Se Parthenope fosse stata una conferenza, un incontro o un saggio accademico (e non un film) sarebbe stato più facile per noi parlarvene. Avremmo gridato alla perfezione immediatamente, tanti sono i temi, le parentesi, le nostalgie che vivono dentro di esso. Questo film (ha spiegato Paolo Sorrentino in un’intervista pubblicata su Rolling Stone): “Era un guardarsi indietro per capire come alla mia età si può ancora guardare avanti”. E in effetti dopo averlo visto in sala, letto decine e decine di recensioni, interviste, seguito l’incontro del Premio Oscar da Tintoria, abbiamo compreso meglio quale fosse l’intento del regista. Vedersi dentro Parthenope e così recuperare una parte del suo passato. Parthenope è una donna (Celeste Dalla Porta) e una città (Napoli). E noi seguiamo le vicende della sua vita attraverso i decenni, dagli anni Cinquanta ai giorni nostri, tra Capri e Napoli. Se nella prima e affascinantissima parte, Sorrentino ci mostra “questi giovani - protagonisti - che cercano il tragico” (interpretati da Daniele Rienzo, Celeste Dalla Porta e Dario Aita), uno strano gioco di seduzione e di morte, come fossero loro degli Dei giunti a braccia conserte da un tempo passato, nella più confusa seconda vediamo la protagonista impegnata nella ricerca della sua stessa identità, con una "maternità che la insegue dappertutto", barcamenarsi tra lo studio e la presunta passione per la recitazione. E in mezzo ci finisce, in uno strano gioco delle parti, ancora la Chiesa (e il sesso, naturalmente).
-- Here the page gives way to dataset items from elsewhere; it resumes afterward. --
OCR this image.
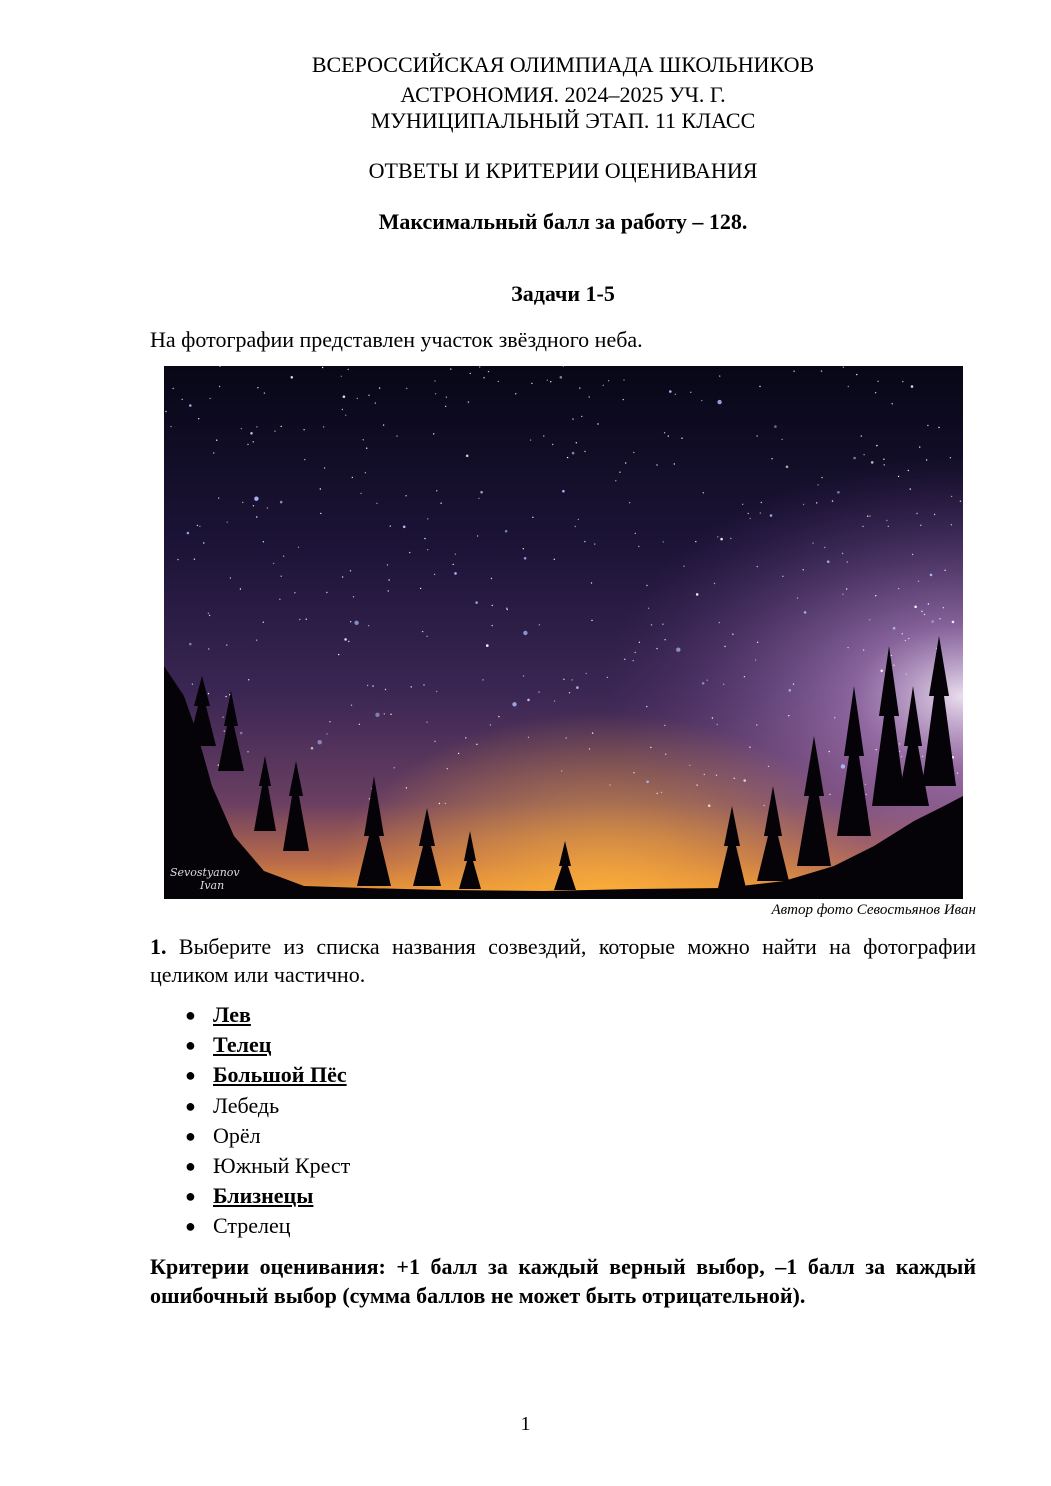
ВСЕРОССИЙСКАЯ ОЛИМПИАДА ШКОЛЬНИКОВ
АСТРОНОМИЯ. 2024–2025 УЧ. Г.
МУНИЦИПАЛЬНЫЙ ЭТАП. 11 КЛАСС
ОТВЕТЫ И КРИТЕРИИ ОЦЕНИВАНИЯ
Максимальный балл за работу – 128.
Задачи 1-5
На фотографии представлен участок звёздного неба.
Sevostyanov
Ivan
Автор фото Севостьянов Иван
1. Выберите из списка названия созвездий, которые можно найти на фотографии целиком или частично.
● Лев
● Телец
● Большой Пёс
● Лебедь
● Орёл
● Южный Крест
● Близнецы
● Стрелец
Критерии оценивания: +1 балл за каждый верный выбор, –1 балл за каждый ошибочный выбор (сумма баллов не может быть отрицательной).
1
Parthenope è una donna, un enigma, una città. Tra i nodi irrisolti, emerge una verità dolorosa nei tanti momenti che abbiamo trascorso da soli con la protagonista e il suo sguardo perso in una direzione ignota. Per oltre due ore in sala attendiamo una rivelazione: un monologo, un segnale, un'epifania, qualcosa che ci sveli davvero chi è Parthenope. Ma quel momento non arriva mai. Per questo motivo, più che la storia di una persona sfuggente, Parthenope sembra il racconto di una donna normale dall'accecante bellezza che fa i conti con il mondo feroce. In cui tutti la vogliono, la desiderano, ma per poco tempo, perché "la bellezza stanca", come dice Floria Malva (Isabella Ferrari). Eppure intuiamo che lei, Parthenope, non sia soltanto bella, ma anche intelligente, sarcastica e piena di vita. La verità è che avremmo soltanto voluto conoscerla (meglio).
Quel che è certo è che Sorrentino con Parthenope ci insegna una verità scomoda della nostra società, ossia che “le donne belle vengono offese” e in un certo qual senso non piacciono a nessuno. Né agli uomini che desiderano di possederle né alle donne che ne invidiano le qualità. Insomma, Parthenope è un film difficilissimo con la (solita) straordinaria fotografia a cura di Daria D’Antonio. Tutto è indefinibile (che il bello sia forse questo?). Risulta persino più complicato da decifrare del mito non mito di Napoli racchiuso nel monologo di Greta Cool (Luisa Ranieri). Ed è la più dolceamara delle conclusioni per l'ultimo film di Paolo Sorrentino che poteva essere un capolavoro, ma ha deciso di fermarsi prima.